Ses cris ne servaient à rien et elle se débattit avec fureur, mais Mathias lui maintenait les jambes de sorte à ce qu'elle ne puisse plus les bouger. Il grimpa sur le rebord de la fenêtre, plia les genoux et sauta.
Un cri de terreur sortit de sa gorge. Son ventre se souleva et elle faillit vomir toutes ses tripes. Le sol de béton se rapprochait et ils tombaient toujours. Encore. Plus que dix mètres et ce sera la fin. Elle ferma les yeux, attendant l'impact. Rien ne se produisit.
Elle les rouvrit avec précaution, et elle n'eut même plus la force de pousser un cri : Ils flottaient. À cinq mètres du sol, ils flottaient. Il continuait de se rapprocher, mais beaucoup plus lentement.
Mathias posa les pieds sur le sol avec souplesse et relâcha sa prisonnière, qui se redressa en titubant. Malgré elle, elle dut s'accrocher à lui pour ne pas tomber et il la rattrapa.
_Tu es... Commença la jeune fille.
_Je sais, je suis taré. Maintenant reprend tes esprits rapidement et courons.
Elle leva la tête et vit Chantal, penchée à travers la fenêtre brisée du troisième étage.
_Elle ne peut pas sauter, mais elle est très rapide, continua Mathias. Si tu tiens à la vie, nous devrions courir.
Ils se regardèrent, puis se mirent à détaler aussi vite que possible. Ils arrivèrent très vite au grand portail de métal, et Mathias se tourna vers elle.
_Je vais nous faire passer au-dessus, alors il faut que je te porte.
Elle eut un mouvement de recul, mais elle savait que même si elle refusait il la mettrait sur son épaule de force.
Résignée, elle se rapprocha de lui et il la prit dans ses bras. Ils commencèrent à s'élever dans les airs, à sa grande stupéfaction. Après tout ce qui se passait dernièrement, elle trouvait encore le moyen d'être surprise.
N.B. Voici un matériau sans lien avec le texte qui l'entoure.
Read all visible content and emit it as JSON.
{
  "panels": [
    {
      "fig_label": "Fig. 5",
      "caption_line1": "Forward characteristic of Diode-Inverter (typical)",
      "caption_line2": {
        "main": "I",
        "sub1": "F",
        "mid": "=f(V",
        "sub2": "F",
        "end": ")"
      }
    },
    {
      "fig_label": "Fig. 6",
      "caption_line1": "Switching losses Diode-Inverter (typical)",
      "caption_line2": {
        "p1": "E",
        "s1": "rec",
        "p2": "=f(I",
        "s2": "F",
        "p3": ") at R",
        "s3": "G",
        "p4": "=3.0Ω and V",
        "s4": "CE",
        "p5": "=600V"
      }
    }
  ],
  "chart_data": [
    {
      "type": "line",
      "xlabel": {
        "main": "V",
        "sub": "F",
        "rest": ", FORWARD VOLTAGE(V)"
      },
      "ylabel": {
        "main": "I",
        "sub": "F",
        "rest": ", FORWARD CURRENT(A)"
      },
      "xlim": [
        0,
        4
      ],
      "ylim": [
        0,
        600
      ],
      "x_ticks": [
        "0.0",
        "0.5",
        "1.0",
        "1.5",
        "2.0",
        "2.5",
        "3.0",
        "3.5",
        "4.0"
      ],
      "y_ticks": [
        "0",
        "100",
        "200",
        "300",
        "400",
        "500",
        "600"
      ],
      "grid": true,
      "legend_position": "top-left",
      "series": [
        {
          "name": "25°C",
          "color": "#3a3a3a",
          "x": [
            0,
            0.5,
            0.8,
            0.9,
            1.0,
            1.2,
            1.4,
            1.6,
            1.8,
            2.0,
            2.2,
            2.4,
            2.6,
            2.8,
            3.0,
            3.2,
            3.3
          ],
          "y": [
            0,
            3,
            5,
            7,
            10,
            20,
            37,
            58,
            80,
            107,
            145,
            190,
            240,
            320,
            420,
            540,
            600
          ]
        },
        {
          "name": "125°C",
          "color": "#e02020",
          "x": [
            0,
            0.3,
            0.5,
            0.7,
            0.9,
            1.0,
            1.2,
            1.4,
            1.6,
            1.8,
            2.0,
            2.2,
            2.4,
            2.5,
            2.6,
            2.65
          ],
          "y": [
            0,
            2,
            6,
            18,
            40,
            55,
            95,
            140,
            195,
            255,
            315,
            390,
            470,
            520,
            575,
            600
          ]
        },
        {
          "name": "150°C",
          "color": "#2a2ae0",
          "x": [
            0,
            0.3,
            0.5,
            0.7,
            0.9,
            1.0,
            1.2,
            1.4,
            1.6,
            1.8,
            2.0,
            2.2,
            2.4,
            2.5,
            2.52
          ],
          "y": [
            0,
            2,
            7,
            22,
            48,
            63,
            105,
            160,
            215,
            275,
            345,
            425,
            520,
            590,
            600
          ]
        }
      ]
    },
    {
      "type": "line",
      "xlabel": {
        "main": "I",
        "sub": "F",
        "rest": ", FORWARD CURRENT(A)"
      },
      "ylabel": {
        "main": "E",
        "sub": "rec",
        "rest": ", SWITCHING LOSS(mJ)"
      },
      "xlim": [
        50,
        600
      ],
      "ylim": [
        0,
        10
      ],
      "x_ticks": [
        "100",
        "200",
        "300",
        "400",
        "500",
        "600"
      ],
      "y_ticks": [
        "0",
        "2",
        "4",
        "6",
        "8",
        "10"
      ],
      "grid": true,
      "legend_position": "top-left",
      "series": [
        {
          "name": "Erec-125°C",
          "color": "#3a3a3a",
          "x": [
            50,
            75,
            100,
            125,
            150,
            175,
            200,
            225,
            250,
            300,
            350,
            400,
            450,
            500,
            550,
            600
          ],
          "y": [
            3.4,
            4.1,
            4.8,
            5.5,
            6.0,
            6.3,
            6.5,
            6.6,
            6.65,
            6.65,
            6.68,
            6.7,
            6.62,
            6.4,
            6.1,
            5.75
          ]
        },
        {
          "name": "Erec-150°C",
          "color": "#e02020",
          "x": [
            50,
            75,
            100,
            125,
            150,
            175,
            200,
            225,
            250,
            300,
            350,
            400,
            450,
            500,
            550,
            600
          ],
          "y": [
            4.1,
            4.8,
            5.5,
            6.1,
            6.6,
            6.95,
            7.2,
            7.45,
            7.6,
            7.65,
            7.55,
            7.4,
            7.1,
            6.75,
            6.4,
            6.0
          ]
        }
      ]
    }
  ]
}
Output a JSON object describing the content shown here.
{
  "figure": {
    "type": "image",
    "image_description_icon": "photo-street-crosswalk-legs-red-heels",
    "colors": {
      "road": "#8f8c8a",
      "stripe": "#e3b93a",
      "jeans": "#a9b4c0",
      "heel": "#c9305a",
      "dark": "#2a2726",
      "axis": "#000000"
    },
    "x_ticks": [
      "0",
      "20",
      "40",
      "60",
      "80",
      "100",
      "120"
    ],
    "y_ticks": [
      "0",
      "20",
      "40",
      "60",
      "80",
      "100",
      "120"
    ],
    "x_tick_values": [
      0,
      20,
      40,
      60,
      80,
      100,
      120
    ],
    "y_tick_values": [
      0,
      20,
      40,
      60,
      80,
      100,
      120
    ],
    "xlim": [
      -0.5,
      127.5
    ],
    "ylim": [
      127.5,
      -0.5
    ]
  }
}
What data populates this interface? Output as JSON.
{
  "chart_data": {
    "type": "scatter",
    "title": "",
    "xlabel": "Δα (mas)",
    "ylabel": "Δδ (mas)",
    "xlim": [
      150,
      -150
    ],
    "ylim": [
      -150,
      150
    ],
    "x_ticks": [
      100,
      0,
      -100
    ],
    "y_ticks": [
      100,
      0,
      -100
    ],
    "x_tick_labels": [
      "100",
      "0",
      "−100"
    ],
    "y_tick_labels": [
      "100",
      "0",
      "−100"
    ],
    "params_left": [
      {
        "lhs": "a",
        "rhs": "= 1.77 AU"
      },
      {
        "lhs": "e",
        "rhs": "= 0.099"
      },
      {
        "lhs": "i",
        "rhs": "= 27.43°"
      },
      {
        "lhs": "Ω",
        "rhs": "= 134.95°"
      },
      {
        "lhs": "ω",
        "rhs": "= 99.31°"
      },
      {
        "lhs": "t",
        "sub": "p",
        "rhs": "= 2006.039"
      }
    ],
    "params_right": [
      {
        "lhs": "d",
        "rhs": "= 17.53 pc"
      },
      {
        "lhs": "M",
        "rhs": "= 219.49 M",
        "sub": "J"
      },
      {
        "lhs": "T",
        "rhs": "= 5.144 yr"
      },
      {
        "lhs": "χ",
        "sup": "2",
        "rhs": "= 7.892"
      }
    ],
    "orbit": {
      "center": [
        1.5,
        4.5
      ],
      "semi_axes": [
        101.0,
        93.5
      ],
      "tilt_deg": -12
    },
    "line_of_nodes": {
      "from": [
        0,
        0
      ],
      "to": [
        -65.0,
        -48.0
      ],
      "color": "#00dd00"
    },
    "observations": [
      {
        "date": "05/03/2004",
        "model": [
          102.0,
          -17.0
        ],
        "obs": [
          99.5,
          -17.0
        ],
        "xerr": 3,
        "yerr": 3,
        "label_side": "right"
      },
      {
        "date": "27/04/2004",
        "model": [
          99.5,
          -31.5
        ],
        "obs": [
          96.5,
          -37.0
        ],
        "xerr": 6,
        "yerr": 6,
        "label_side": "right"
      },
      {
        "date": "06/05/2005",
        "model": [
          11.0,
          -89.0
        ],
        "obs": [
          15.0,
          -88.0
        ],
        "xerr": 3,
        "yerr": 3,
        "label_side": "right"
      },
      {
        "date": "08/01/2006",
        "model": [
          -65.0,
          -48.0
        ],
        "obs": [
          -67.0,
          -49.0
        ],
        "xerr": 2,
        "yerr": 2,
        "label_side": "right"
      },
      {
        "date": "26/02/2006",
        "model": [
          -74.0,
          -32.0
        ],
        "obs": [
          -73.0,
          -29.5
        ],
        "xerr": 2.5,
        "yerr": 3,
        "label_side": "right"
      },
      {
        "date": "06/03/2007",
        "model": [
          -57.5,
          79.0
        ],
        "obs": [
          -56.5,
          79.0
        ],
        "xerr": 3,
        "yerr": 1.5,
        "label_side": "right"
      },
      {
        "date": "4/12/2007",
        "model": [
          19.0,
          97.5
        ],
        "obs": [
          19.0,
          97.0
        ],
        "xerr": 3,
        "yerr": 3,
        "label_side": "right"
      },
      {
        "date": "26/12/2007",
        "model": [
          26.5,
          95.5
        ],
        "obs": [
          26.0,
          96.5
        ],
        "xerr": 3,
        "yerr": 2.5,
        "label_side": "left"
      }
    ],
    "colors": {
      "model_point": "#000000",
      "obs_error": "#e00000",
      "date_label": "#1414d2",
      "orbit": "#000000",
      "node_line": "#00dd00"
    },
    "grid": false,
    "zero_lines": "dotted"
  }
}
Des vociférations s'élevèrent quand Mathias entama sa descente. Alison tourna la tête dans leur direction et vit avec horreur que Chantal courait dans vers eux. Mathias perdit son équilibre et ils chutèrent. Il se rattrapa au dernier moment et se posa en lâchant Alison à la hâte.
_Tu pourrais faire attention ! S'écria-t-elle.
_Ce n'est pas le moment ! Cours !
Pour la première fois, elle fit ce qu'il lui dit. Une boule lui monta à la gorge quand elle entendit les cris de Chantal se rapprocher.
_Mais comment fait-elle pour être plus rapide que nous ?!
Ils remontèrent l'allée et continuèrent de courir sur la route boueuse. Un sifflement se fit entendre, et deux secondes plus tard, Mathias se jeta sur elle.  Une explosion retentit juste à côté, et de la terre s'éleva dans les airs.
_Qu'est-ce que c'était ? S'étrangla Alison, sous le choque.
_Chantal nous bombarde, cours !
Il lui prit le bras la tira pour qu'elle aille plus vite.
Un autre sifflement et une autre explosion retentirent, mais cette fois ce fut derrière eux et ils accélérèrent.
Bientôt, Alison fut à bout de souffle et ses jambes la faisaient souffrir. Elle devait ralentir, sinon elle perdrait connaissance.
_Qu'est-ce que tu fais ? Lui cria Mathias.
_Je ne... peux plus continuer.
Il ne l'écouta pas et continua de la tirer. Elle se laissa faire malgré son envie de le repousser et sa fatigue.
Elle releva la tête pour se donner du courage et aperçut une voiture arriver au loin. Son vrombissement lui était familier, et elle plissa les yeux pour mieux voir. C'était une vieille mercedes.
_Marie ! S'écria la jeune fille. C'est mon infirmière, elle peut nous sauver !
Elle s'époumona en faisant de grand signes des bras.
_Tu es sûre ? Lui demanda Mathias.
_Oui !
L'adrénaline et le regain d'espoir leur donnèrent assez d'énergie pour faire un dernier sprint. La mercedes s'arrêta et une blonde sortit en criant :
_Alison ! Mais pourquoi...
L'adolescente lui coupa la parole.
_On a pas le temps, laisse-nous monter ! Vite !
À sa grande surprise, Marie remonta dans la voiture en leur faisant signe de faire de même.  Alison s'installa sur le siège passager tandis que Mathias s'assit à l'arrière.
Leur sauveuse fit demi-tour aussi rapidement que possible et appuya sur le champignon. Dans le rétroviseur, on pouvait apercevoir une forme sombre à l'allure humaine s'éloigner peu à peu.